DENVER--How does it feel to be a near-veep?
"Surreal."
That's Virginia Gov. Tim Kaine speaking the afternoon to a private panel of NEWSWEEK reporters and editors here at the Warwick Hotel in downtown Denver. Although Kaine refused to get into the details of his discussions with the Obama campaign—it's rumored that he was Obama's top pick until the conflict between Russia and Georgia threatened to highlight Obama's foreign-policy inexperience—he did spend plenty of time talking about how he would've approached the VP gig, had it been offered.
Kaine's first rule of veepdom: don't get personal. "It's easy because the difference in policy are so stark that you don't have to get into personal stuff," he said. "I've been in politics for 15 years now. I'm not naive, and I do think you need to show the sharp disagreements and sharp contrasts in the direction you want to take the nation. But how are you going to go personal against a John McCain? He's a person with faults just like the rest of us..." At this, one editor interrupted to voice the understandable objection: But shouldn't Obama fight fire with fire? He can't let the Paris Hilton stuff go unanswered. Kaine nodded. "I can only speak from my experience in Virginia, but what I would always try to do is respond with force, and to let people know there's a cost to being negative," he said. "But then the last 30 seconds of my ad would always be about a positive." So do you think the "seven houses" onslaught against McCain—a burst of unprompted negative messaging, after all—is an uncalled for personal attack? "Not at all," Kaine said, somewhat contradictorily. "It's very relevant, especially when McCain is trying to paint Obama as an elitist. I mean, Senator Obama was on food stamps while he was growing up.
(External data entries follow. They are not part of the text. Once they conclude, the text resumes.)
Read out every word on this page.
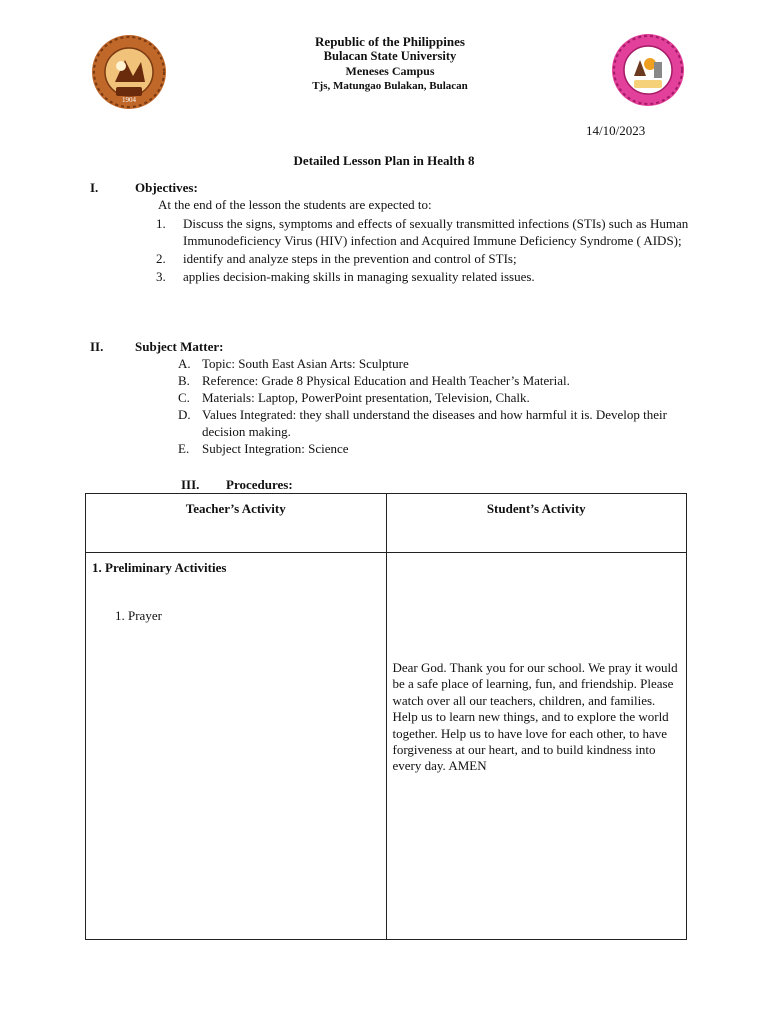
1904
Republic of the Philippines
Bulacan State University
Meneses Campus
Tjs, Matungao Bulakan, Bulacan
14/10/2023
Detailed Lesson Plan in Health 8
I.	Objectives:
At the end of the lesson the students are expected to:
1. Discuss the signs, symptoms and effects of sexually transmitted infections (STIs) such as Human Immunodeficiency Virus (HIV) infection and Acquired Immune Deficiency Syndrome ( AIDS);
2. identify and analyze steps in the prevention and control of STIs;
3. applies decision-making skills in managing sexuality related issues.
II. Subject Matter:
A. Topic: South East Asian Arts: Sculpture
B. Reference: Grade 8 Physical Education and Health Teacher’s Material.
C. Materials: Laptop, PowerPoint presentation, Television, Chalk.
D. Values Integrated: they shall understand the diseases and how harmful it is. Develop their decision making.
E. Subject Integration: Science
III. Procedures:
Teacher’s Activity	Student’s Activity

1. Preliminary Activities
1. Prayer	Dear God. Thank you for our school. We pray it would be a safe place of learning, fun, and friendship. Please watch over all our teachers, children, and families. Help us to learn new things, and to explore the world together. Help us to have love for each other, to have forgiveness at our heart, and to build kindness into every day. AMEN
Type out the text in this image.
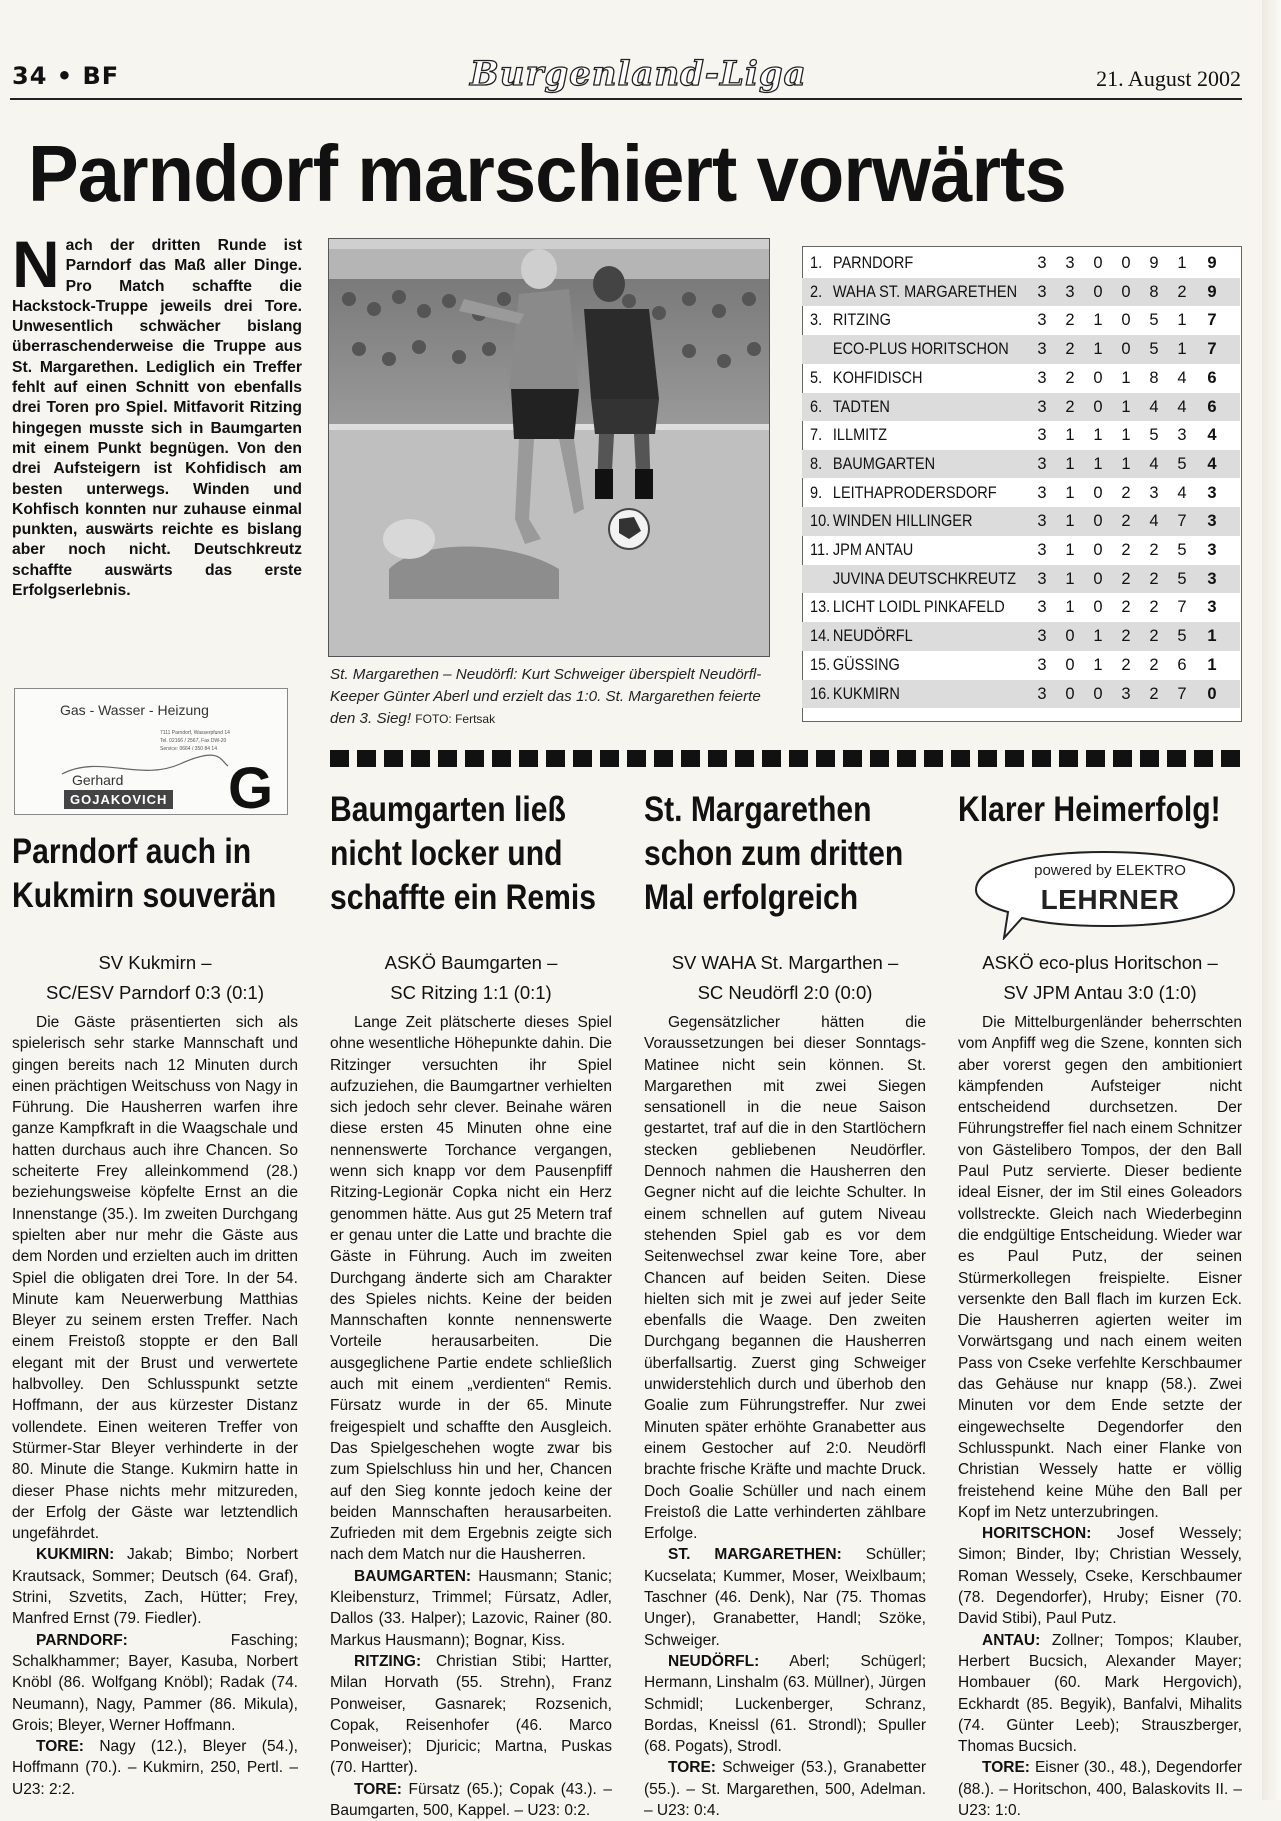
34 • BF	Burgenland-Liga	21. August 2002
Parndorf marschiert vorwärts
Nach der dritten Runde ist Parndorf das Maß aller Dinge. Pro Match schaffte die Hackstock-Truppe jeweils drei Tore. Unwesentlich schwächer bislang überraschenderweise die Truppe aus St. Margarethen. Lediglich ein Treffer fehlt auf einen Schnitt von ebenfalls drei Toren pro Spiel. Mitfavorit Ritzing hingegen musste sich in Baumgarten mit einem Punkt begnügen. Von den drei Aufsteigern ist Kohfidisch am besten unterwegs. Winden und Kohfisch konnten nur zuhause einmal punkten, auswärts reichte es bislang aber noch nicht. Deutschkreutz schaffte auswärts das erste Erfolgserlebnis.
Gas - Wasser - Heizung
7111 Parndorf, Wasserpfund 14
Tel. 02166 / 2567, Fax DW-20
Service: 0664 / 350 84 14
Gerhard
GOJAKOVICH G
St. Margarethen – Neudörfl: Kurt Schweiger überspielt Neudörfl-Keeper Günter Aberl und erzielt das 1:0. St. Margarethen feierte den 3. Sieg! FOTO: Fertsak
1. PARNDORF	3	3	0	0	9	1	9
2. WAHA ST. MARGARETHEN	3	3	0	0	8	2	9
3. RITZING	3	2	1	0	5	1	7
ECO-PLUS HORITSCHON	3	2	1	0	5	1	7
5. KOHFIDISCH	3	2	0	1	8	4	6
6. TADTEN	3	2	0	1	4	4	6
7. ILLMITZ	3	1	1	1	5	3	4
8. BAUMGARTEN	3	1	1	1	4	5	4
9. LEITHAPRODERSDORF	3	1	0	2	3	4	3
10. WINDEN HILLINGER	3	1	0	2	4	7	3
11. JPM ANTAU	3	1	0	2	2	5	3
JUVINA DEUTSCHKREUTZ	3	1	0	2	2	5	3
13. LICHT LOIDL PINKAFELD	3	1	0	2	2	7	3
14. NEUDÖRFL	3	0	1	2	2	5	1
15. GÜSSING	3	0	1	2	2	6	1
16. KUKMIRN	3	0	0	3	2	7	0
Parndorf auch in
Kukmirn souverän
SV Kukmirn –
SC/ESV Parndorf 0:3 (0:1)

Die Gäste präsentierten sich als spielerisch sehr starke Mannschaft und gingen bereits nach 12 Minuten durch einen prächtigen Weitschuss von Nagy in Führung. Die Hausherren warfen ihre ganze Kampfkraft in die Waagschale und hatten durchaus auch ihre Chancen. So scheiterte Frey alleinkommend (28.) beziehungsweise köpfelte Ernst an die Innenstange (35.). Im zweiten Durchgang spielten aber nur mehr die Gäste aus dem Norden und erzielten auch im dritten Spiel die obligaten drei Tore. In der 54. Minute kam Neuerwerbung Matthias Bleyer zu seinem ersten Treffer. Nach einem Freistoß stoppte er den Ball elegant mit der Brust und verwertete halbvolley. Den Schlusspunkt setzte Hoffmann, der aus kürzester Distanz vollendete. Einen weiteren Treffer von Stürmer-Star Bleyer verhinderte in der 80. Minute die Stange. Kukmirn hatte in dieser Phase nichts mehr mitzureden, der Erfolg der Gäste war letztendlich ungefährdet.

KUKMIRN: Jakab; Bimbo; Norbert Krautsack, Sommer; Deutsch (64. Graf), Strini, Szvetits, Zach, Hütter; Frey, Manfred Ernst (79. Fiedler).

PARNDORF:	Fasching; Schalkhammer; Bayer, Kasuba, Norbert Knöbl (86. Wolfgang Knöbl); Radak (74. Neumann), Nagy, Pammer (86. Mikula), Grois; Bleyer, Werner Hoffmann.

TORE: Nagy (12.), Bleyer (54.), Hoffmann (70.). – Kukmirn, 250, Pertl. – U23: 2:2.

Baumgarten ließ
nicht locker und
schaffte ein Remis
ASKÖ Baumgarten –
SC Ritzing 1:1 (0:1)

Lange Zeit plätscherte dieses Spiel ohne wesentliche Höhepunkte dahin. Die Ritzinger versuchten ihr Spiel aufzuziehen, die Baumgartner verhielten sich jedoch sehr clever. Beinahe wären diese ersten 45 Minuten ohne eine nennenswerte Torchance vergangen, wenn sich knapp vor dem Pausenpfiff Ritzing-Legionär Copka nicht ein Herz genommen hätte. Aus gut 25 Metern traf er genau unter die Latte und brachte die Gäste in Führung. Auch im zweiten Durchgang änderte sich am Charakter des Spieles nichts. Keine der beiden Mannschaften konnte nennenswerte Vorteile herausarbeiten. Die ausgeglichene Partie endete schließlich auch mit einem „verdienten“ Remis. Fürsatz wurde in der 65. Minute freigespielt und schaffte den Ausgleich. Das Spielgeschehen wogte zwar bis zum Spielschluss hin und her, Chancen auf den Sieg konnte jedoch keine der beiden Mannschaften herausarbeiten. Zufrieden mit dem Ergebnis zeigte sich nach dem Match nur die Hausherren.

BAUMGARTEN: Hausmann; Stanic; Kleibensturz, Trimmel; Fürsatz, Adler, Dallos (33. Halper); Lazovic, Rainer (80. Markus Hausmann); Bognar, Kiss.

RITZING: Christian Stibi; Hartter, Milan Horvath (55. Strehn), Franz Ponweiser, Gasnarek; Rozsenich, Copak, Reisenhofer (46. Marco Ponweiser); Djuricic; Martna, Puskas (70. Hartter).

TORE: Fürsatz (65.); Copak (43.). – Baumgarten, 500, Kappel. – U23: 0:2.

St. Margarethen
schon zum dritten
Mal erfolgreich
SV WAHA St. Margarthen –
SC Neudörfl 2:0 (0:0)

Gegensätzlicher hätten die Voraussetzungen bei dieser Sonntags-Matinee nicht sein können. St. Margarethen mit zwei Siegen sensationell in die neue Saison gestartet, traf auf die in den Startlöchern stecken gebliebenen Neudörfler. Dennoch nahmen die Hausherren den Gegner nicht auf die leichte Schulter. In einem schnellen auf gutem Niveau stehenden Spiel gab es vor dem Seitenwechsel zwar keine Tore, aber Chancen auf beiden Seiten. Diese hielten sich mit je zwei auf jeder Seite ebenfalls die Waage. Den zweiten Durchgang begannen die Hausherren überfallsartig. Zuerst ging Schweiger unwiderstehlich durch und überhob den Goalie zum Führungstreffer. Nur zwei Minuten später erhöhte Granabetter aus einem Gestocher auf 2:0. Neudörfl brachte frische Kräfte und machte Druck. Doch Goalie Schüller und nach einem Freistoß die Latte verhinderten zählbare Erfolge.

ST. MARGARETHEN: Schüller; Kucselata; Kummer, Moser, Weixlbaum; Taschner (46. Denk), Nar (75. Thomas Unger), Granabetter, Handl; Szöke, Schweiger.

NEUDÖRFL: Aberl; Schügerl; Hermann, Linshalm (63. Müllner), Jürgen Schmidl; Luckenberger, Schranz, Bordas, Kneissl (61. Strondl); Spuller (68. Pogats), Strodl.

TORE: Schweiger (53.), Granabetter (55.). – St. Margarethen, 500, Adelman. – U23: 0:4.

Klarer Heimerfolg!
powered by ELEKTRO
LEHRNER
ASKÖ eco-plus Horitschon –
SV JPM Antau 3:0 (1:0)

Die Mittelburgenländer beherrschten vom Anpfiff weg die Szene, konnten sich aber vorerst gegen den ambitioniert kämpfenden Aufsteiger nicht entscheidend durchsetzen. Der Führungstreffer fiel nach einem Schnitzer von Gästelibero Tompos, der den Ball Paul Putz servierte. Dieser bediente ideal Eisner, der im Stil eines Goleadors vollstreckte. Gleich nach Wiederbeginn die endgültige Entscheidung. Wieder war es Paul Putz, der seinen Stürmerkollegen freispielte. Eisner versenkte den Ball flach im kurzen Eck. Die Hausherren agierten weiter im Vorwärtsgang und nach einem weiten Pass von Cseke verfehlte Kerschbaumer das Gehäuse nur knapp (58.). Zwei Minuten vor dem Ende setzte der eingewechselte Degendorfer den Schlusspunkt. Nach einer Flanke von Christian Wessely hatte er völlig freistehend keine Mühe den Ball per Kopf im Netz unterzubringen.

HORITSCHON: Josef Wessely; Simon; Binder, Iby; Christian Wessely, Roman Wessely, Cseke, Kerschbaumer (78. Degendorfer), Hruby; Eisner (70. David Stibi), Paul Putz.

ANTAU: Zollner; Tompos; Klauber, Herbert Bucsich, Alexander Mayer; Hombauer (60. Mark Hergovich), Eckhardt (85. Begyik), Banfalvi, Mihalits (74. Günter Leeb); Strauszberger, Thomas Bucsich.

TORE: Eisner (30., 48.), Degendorfer (88.). – Horitschon, 400, Balaskovits II. – U23: 1:0.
McCain not being able to remember how many houses he has is a great reminder to Americans that if we're trying to find out who understand people trying to make tough decisions every day, that Obama has lived it. He understands it." Still, it seems unlikely Kaine would've burst out of the gate with the same ferocity as Joe Biden--who, according to Kaine, "combines head and heart in ways that will be very useful to Senator Obama." Like Obama, Kaine is a somewhat reluctant attack dog. He may have been too much of the same--too much head.
Kaine's second lesson for the VP: come to Virginia. "It's not a blue state, but it's no longer a red state," Kaine said. "Today, it's pretty much an evenly-matched state." When Kaine's father-in-law was elected Virginia governor in 1969, the commonwealth, according to Kaine, was "40 percent rural, 25 percent urban and 35 percent suburban." Today it's 20 percent rural, 15 percent urban and 65 percent suburban. Kaine won in 2005 by capturing fast-growing, formerly Republican counties like Louden and Prince William—places where his predecessor, Mark Warner, lost in 2000. The reason for the reversal? "The demographics just changed so much," Kaine says. As a result, Kaine realized that "we've got to make our case to these suburban voters"--and, according to him, if Obama and Biden can "hold the margins down or even win" in "most of these eight or nine counties," then they can swing the Old Dominion. What's more, there may even be some votes to be had in the rural southwestern part of the state, according to Kaine--especially with a plainspoken Joe like Biden on the ticket. "These rural voters are cynical," says Kaine. "They think that politicians just come around at election time but don't know much about them, and they won't come back. But a little effort can go long way. Reach out and these people open up to you. Biden can help Obama puncture that cynicism."